Right now, 6 in 10 workers in this country are living paycheck-to-paycheck. A majority of those workers don’t have even $400 in emergency savings. When a pandemic like this new COVID-19 disease arises, the most effective way to contain the outbreak is to make people stay home to sharply limit the virus’s ability to spread. 

Instead, the Trump administration is touting ideas like a payroll tax cut. This is a poorly-targeted proposal that will merely further enrich people who will, in all likelihood, remain financially comfortable even through the crisis while ignoring vast swathes of low-income workers. A 2 percent payroll tax cut, for instance, would likely net an individual about $2,700 – that is, if that individual was earning the taxable maximum salary of $137,300. For a single parent making $25,000 a year, that same tax cut would net them just $500, spread out over an entire year of paychecks. Hourly workers, meanwhile, would get nothing for the hours they lose. 

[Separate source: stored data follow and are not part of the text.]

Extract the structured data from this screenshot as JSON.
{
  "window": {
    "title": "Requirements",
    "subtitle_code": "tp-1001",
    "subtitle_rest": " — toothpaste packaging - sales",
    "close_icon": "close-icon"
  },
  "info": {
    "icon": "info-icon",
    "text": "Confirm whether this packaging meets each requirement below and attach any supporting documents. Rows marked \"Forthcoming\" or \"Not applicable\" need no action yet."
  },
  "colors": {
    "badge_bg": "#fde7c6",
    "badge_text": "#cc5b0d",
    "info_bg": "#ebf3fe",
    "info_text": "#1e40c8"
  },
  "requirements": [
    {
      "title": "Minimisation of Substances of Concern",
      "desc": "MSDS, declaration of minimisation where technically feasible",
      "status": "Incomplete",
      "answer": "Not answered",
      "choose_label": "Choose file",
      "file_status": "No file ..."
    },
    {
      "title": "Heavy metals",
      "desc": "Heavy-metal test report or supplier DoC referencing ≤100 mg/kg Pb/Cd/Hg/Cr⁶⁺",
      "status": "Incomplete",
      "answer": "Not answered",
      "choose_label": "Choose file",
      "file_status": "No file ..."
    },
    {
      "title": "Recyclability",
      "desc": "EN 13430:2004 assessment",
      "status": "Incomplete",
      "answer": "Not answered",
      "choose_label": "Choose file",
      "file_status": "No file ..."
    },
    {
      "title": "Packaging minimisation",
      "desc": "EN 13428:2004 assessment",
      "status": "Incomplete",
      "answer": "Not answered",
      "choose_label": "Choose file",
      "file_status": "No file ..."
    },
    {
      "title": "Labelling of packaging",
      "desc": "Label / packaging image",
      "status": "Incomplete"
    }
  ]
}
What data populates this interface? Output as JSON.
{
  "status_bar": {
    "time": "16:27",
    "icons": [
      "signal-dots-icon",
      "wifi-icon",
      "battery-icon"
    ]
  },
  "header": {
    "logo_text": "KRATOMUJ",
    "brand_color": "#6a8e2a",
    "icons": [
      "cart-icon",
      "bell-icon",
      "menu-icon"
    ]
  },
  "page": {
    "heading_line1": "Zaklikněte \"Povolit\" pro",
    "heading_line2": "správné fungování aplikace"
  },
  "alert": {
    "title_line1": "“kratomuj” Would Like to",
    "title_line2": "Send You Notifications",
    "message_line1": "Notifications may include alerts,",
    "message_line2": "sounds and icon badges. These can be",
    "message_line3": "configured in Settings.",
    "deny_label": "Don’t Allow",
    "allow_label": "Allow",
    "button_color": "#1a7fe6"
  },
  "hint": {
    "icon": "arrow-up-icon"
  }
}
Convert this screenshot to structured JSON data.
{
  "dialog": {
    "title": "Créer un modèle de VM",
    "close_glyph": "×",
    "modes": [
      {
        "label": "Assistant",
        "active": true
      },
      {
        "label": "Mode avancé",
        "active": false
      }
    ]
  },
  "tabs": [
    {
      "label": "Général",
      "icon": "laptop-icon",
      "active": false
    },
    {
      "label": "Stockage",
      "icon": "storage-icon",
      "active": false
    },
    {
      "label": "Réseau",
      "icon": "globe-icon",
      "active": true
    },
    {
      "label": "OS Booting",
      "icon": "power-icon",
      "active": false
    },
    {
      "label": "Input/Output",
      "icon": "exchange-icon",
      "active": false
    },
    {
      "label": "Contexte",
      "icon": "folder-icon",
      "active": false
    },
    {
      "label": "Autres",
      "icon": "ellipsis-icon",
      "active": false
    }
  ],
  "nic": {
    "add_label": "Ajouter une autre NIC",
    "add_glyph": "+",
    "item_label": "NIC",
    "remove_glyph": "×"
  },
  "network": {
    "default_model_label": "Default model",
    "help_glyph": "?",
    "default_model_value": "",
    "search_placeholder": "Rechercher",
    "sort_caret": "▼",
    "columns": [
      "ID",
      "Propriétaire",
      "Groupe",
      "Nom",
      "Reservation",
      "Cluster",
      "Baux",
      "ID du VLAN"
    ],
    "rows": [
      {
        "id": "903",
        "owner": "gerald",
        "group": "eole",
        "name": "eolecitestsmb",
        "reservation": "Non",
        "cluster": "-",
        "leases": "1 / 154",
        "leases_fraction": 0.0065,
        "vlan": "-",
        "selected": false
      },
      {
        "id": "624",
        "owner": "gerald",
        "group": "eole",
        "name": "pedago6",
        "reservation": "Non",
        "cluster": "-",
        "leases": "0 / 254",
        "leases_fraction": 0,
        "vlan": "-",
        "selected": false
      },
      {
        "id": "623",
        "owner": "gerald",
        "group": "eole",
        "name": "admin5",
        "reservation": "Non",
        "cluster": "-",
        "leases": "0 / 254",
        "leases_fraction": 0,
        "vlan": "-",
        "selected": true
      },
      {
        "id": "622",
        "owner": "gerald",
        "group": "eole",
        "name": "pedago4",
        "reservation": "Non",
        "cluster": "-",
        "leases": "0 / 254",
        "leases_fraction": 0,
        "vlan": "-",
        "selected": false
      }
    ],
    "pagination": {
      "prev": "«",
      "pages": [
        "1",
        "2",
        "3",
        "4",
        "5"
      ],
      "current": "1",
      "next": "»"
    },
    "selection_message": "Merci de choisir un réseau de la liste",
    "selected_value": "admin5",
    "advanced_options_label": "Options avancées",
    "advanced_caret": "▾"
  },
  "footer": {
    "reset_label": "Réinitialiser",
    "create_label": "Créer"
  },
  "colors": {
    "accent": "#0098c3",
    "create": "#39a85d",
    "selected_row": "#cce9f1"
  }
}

Rather than a payroll tax cut, which bipartisan voices in Congress have already denounced, the administration should be prioritizing desperately-needed financial stability for the bottom half of the country. Luckily, House Democrats have introduced a Coronavirus stimulus bill that would do just that.

The House stimulus bill includes paid sick leave for workers, free testing for the virus, extended unemployment insurance, expanded food assistance programs, more funding for uninsured patients under Medicaid, and increased protections for healthcare workers fighting the outbreak on the front lines. 

Some House Republicans have denounced the bill as a “radical left agenda,” but it is far from that. Even aside from the obvious moral reasons to aid millions of workers alone, these are absolutely critical measures to both contain the outbreak and get the economy back up and moving. Without these kinds of basic protections, we are essentially forcing half the country to choose between their financial stability and public health. As stories start to emerge of desperate workers still punching in despite their health fears, this phenomenon could rapidly become the norm – and it’s hard to overstate how dangerous that is.

If we truly want to kickstart the economy and avoid a complete recession, then investors need to have a healthy country to invest in. We need healthy workers, healthy consumers, and we need Americans to know that even when an outbreak happens, we have sufficient public health measures in place to be able to contain it. We need assurances that our economy won’t go into a tailspin, harming even those among us who will never get sick. Right now, we do not have that basic assurance, and so our economy will continue to fluctuate dangerously until we do.